Mehr Gesuche aus der Türkei
Was ist also passiert beim zuständigen SEM? Man habe «aus Kapazitätsgründen» – aufgrund der hohen Anzahl an Asyl- und Schutzgesuchen – weniger Anfragen von Ukrainerinnen und Ukrainern beantworten können, heisst es dort auf Anfrage.
Die Zahl der Gesuche um Asyl im ordentlichen Verfahren hat im Spätsommer und Herbst stark zugenommen, ist aber zuletzt wieder etwas gesunken, wie das SEM Ende 2023 mitteilte.
Man verfüge nicht über Personal auf Abruf, das sich bei einem sprunghaften Anstieg von Asyl- oder Schutzgesuchen einsetzen liesse. «Wir konnten und können zwar zusätzliches Personal zur Bewältigung der aktuellen Migrationswelle rekrutieren, aber dieses Personal muss zuerst in diese verantwortungsvolle Aufgabe eingearbeitet werden», heisst es beim SEM weiter.
Im Oktober 2023 sind in der Schweiz 3515 reguläre Asylgesuche eingegangen. Das sind 307 mehr als im Jahr davor, also rund neun Prozent.
Gleichzeitig hatten die Behörden im Oktober 2023 mit etwa 350 weniger Gesuche aus der Ukraine zu tun als im Jahr davor.
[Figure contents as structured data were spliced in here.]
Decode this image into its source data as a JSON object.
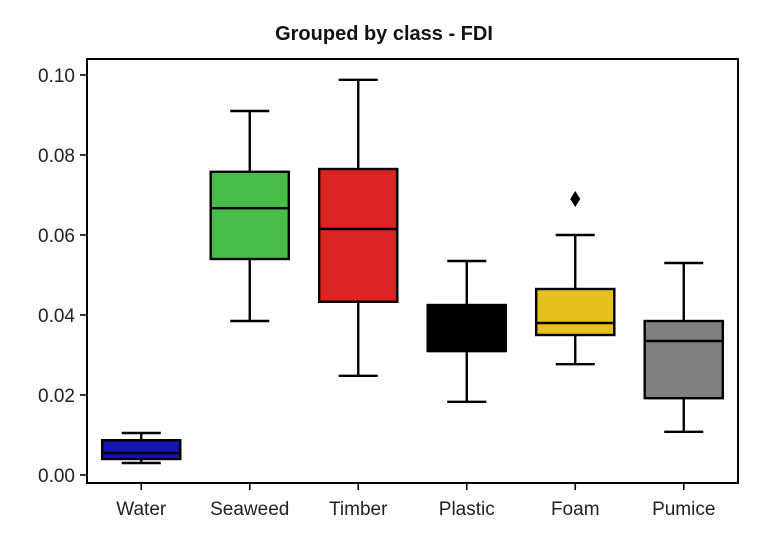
{
  "chart_data": {
    "type": "box",
    "title": "Grouped by class - FDI",
    "xlabel": "",
    "ylabel": "",
    "ylim": [
      -0.002,
      0.104
    ],
    "yticks": [
      0.0,
      0.02,
      0.04,
      0.06,
      0.08,
      0.1
    ],
    "ytick_labels": [
      "0.00",
      "0.02",
      "0.04",
      "0.06",
      "0.08",
      "0.10"
    ],
    "grid": false,
    "legend": "none",
    "categories": [
      "Water",
      "Seaweed",
      "Timber",
      "Plastic",
      "Foam",
      "Pumice"
    ],
    "boxes": [
      {
        "category": "Water",
        "whisker_low": 0.003,
        "q1": 0.004,
        "median": 0.0055,
        "q3": 0.0087,
        "whisker_high": 0.0105,
        "outliers": [],
        "color": "#1515b4"
      },
      {
        "category": "Seaweed",
        "whisker_low": 0.0385,
        "q1": 0.054,
        "median": 0.0667,
        "q3": 0.0758,
        "whisker_high": 0.091,
        "outliers": [],
        "color": "#46bd46"
      },
      {
        "category": "Timber",
        "whisker_low": 0.0248,
        "q1": 0.0433,
        "median": 0.0615,
        "q3": 0.0765,
        "whisker_high": 0.0988,
        "outliers": [],
        "color": "#dd2222"
      },
      {
        "category": "Plastic",
        "whisker_low": 0.0183,
        "q1": 0.031,
        "median": 0.031,
        "q3": 0.0425,
        "whisker_high": 0.0535,
        "outliers": [],
        "color": "#000000"
      },
      {
        "category": "Foam",
        "whisker_low": 0.0277,
        "q1": 0.035,
        "median": 0.038,
        "q3": 0.0465,
        "whisker_high": 0.06,
        "outliers": [
          0.069
        ],
        "color": "#e6c01e"
      },
      {
        "category": "Pumice",
        "whisker_low": 0.0108,
        "q1": 0.0192,
        "median": 0.0335,
        "q3": 0.0385,
        "whisker_high": 0.053,
        "outliers": [],
        "color": "#808080"
      }
    ]
  }
}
Im Oktober 2023 stellten knapp 2500 Personen einen Antrag für den Status S.
Auch wenn die Bearbeitung von Asylanträgen aufwendiger ist als diejenige der Status-S-Gesuche, ist derzeit nur teilweise nachvollziehbar, warum das SEM wieder Pendenzen aufbaut.
Einschulung der Kinder verzögere sich
Dass die Migrationsbehörden derzeit mit der Bearbeitung der Gesuche nicht mehr vollständig nachkommen, bedeutet nichts Gutes für die geflüchteten Menschen. Denn auch angesichts der neusten Angriffe Russlands könnten wieder vermehrt Schutzbedürftige aus der Ukraine in anderen Teilen Europas Unterschlupf suchen.
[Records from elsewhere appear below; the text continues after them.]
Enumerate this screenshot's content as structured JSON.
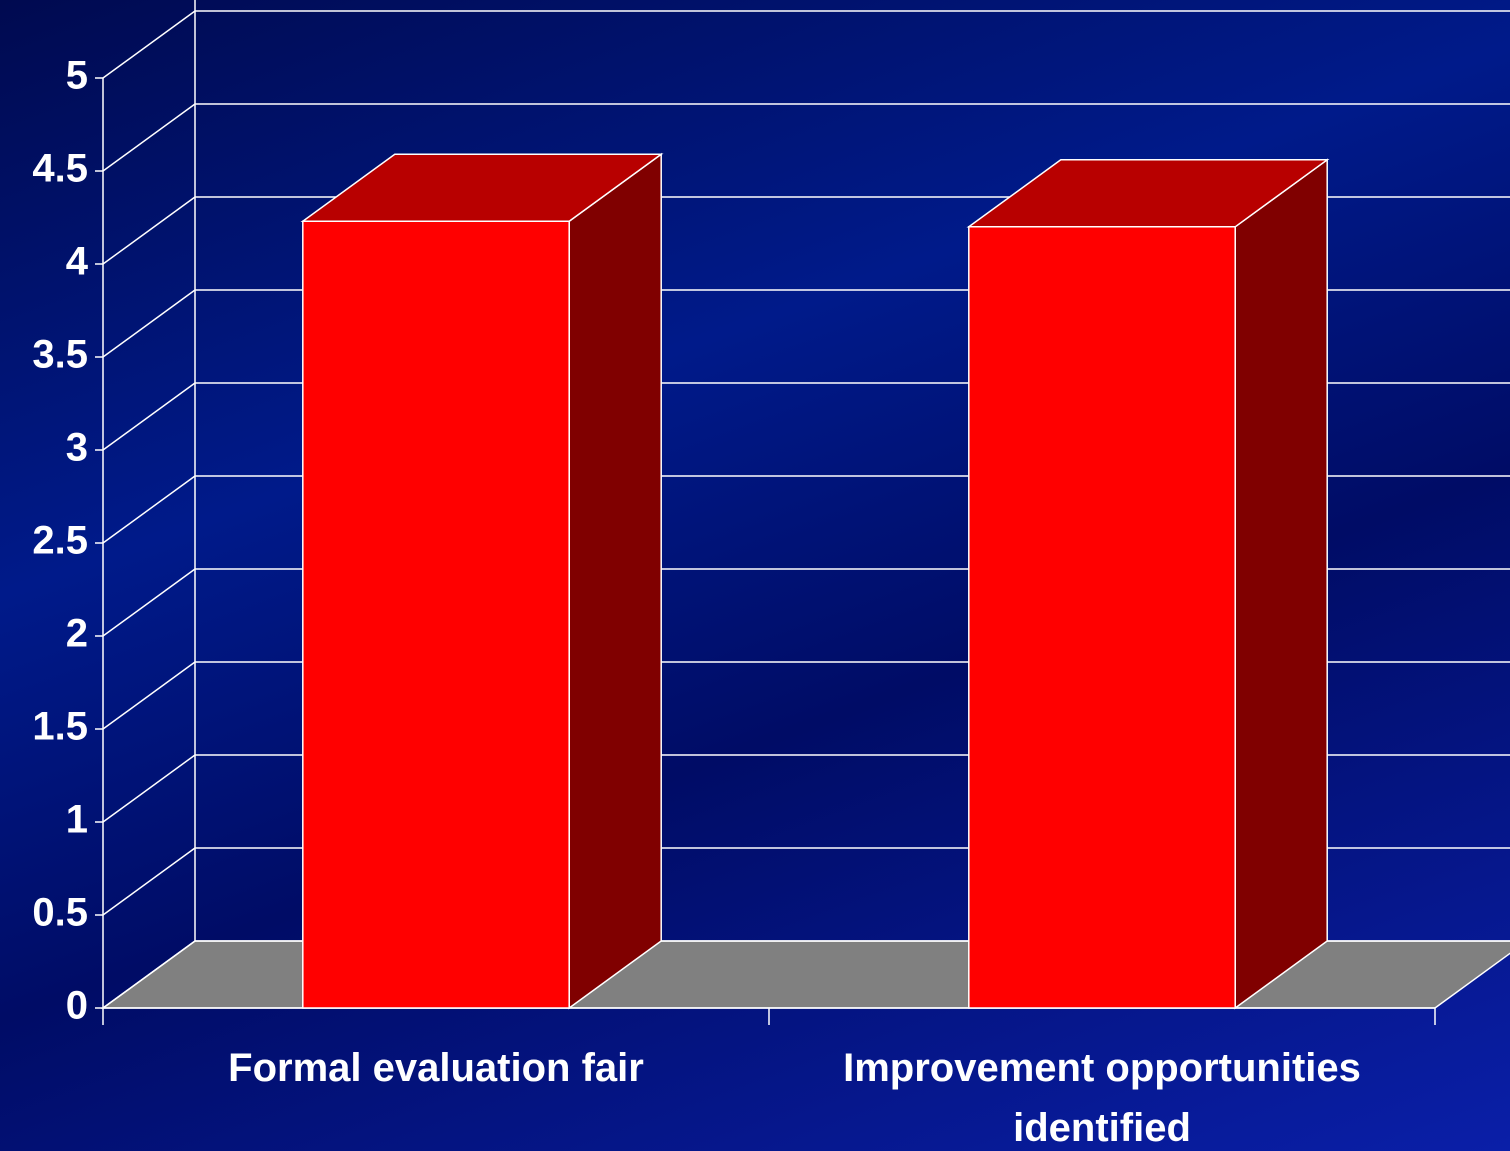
{
  "chart_data": {
    "type": "bar3d",
    "categories": [
      "Formal evaluation fair",
      "Improvement opportunities identified"
    ],
    "values": [
      4.23,
      4.2
    ],
    "color": "#ff0000",
    "ylim": [
      0,
      5
    ],
    "yticks": [
      0,
      0.5,
      1,
      1.5,
      2,
      2.5,
      3,
      3.5,
      4,
      4.5,
      5
    ],
    "grid": true
  }
}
Auch bei der Schweizerischen Flüchtlingshilfe (SFH) sorgt die schleppende Beantwortung der ukrainischen Gesuche für Stirnrunzeln: «Für die Betroffenen bedeutet dies, dass sie länger in den Kollektivunterkünften bleiben und erst später auf die Kantone verteilt werden, wo sie zum Beispiel in Gastfamilien untergebracht werden und arbeiten könnten», sagt SFH-Sprecher Lionel Walter. Selbst die Einschulung der Kinder verzögere sich deshalb. «Wir bedauern diese Situation, haben aber Verständnis dafür, dass das SEM mit den derzeitigen Ressourcen nicht schneller arbeiten kann.» Bei den Flüchtlingsorganisationen sorgt man sich aber darum, was passiert, wenn plötzlich wieder ähnlich viele ukrainische Staatsbürger bei uns Schutz suchen, wie das im Frühjahr 2022 der Fall war.
Kurz- und mittelfristig dürfte der Migrationsdruck nicht abnehmen. Die Unterkünfte für Asylsuchende waren in den vergangenen Monaten zeitweise am Anschlag.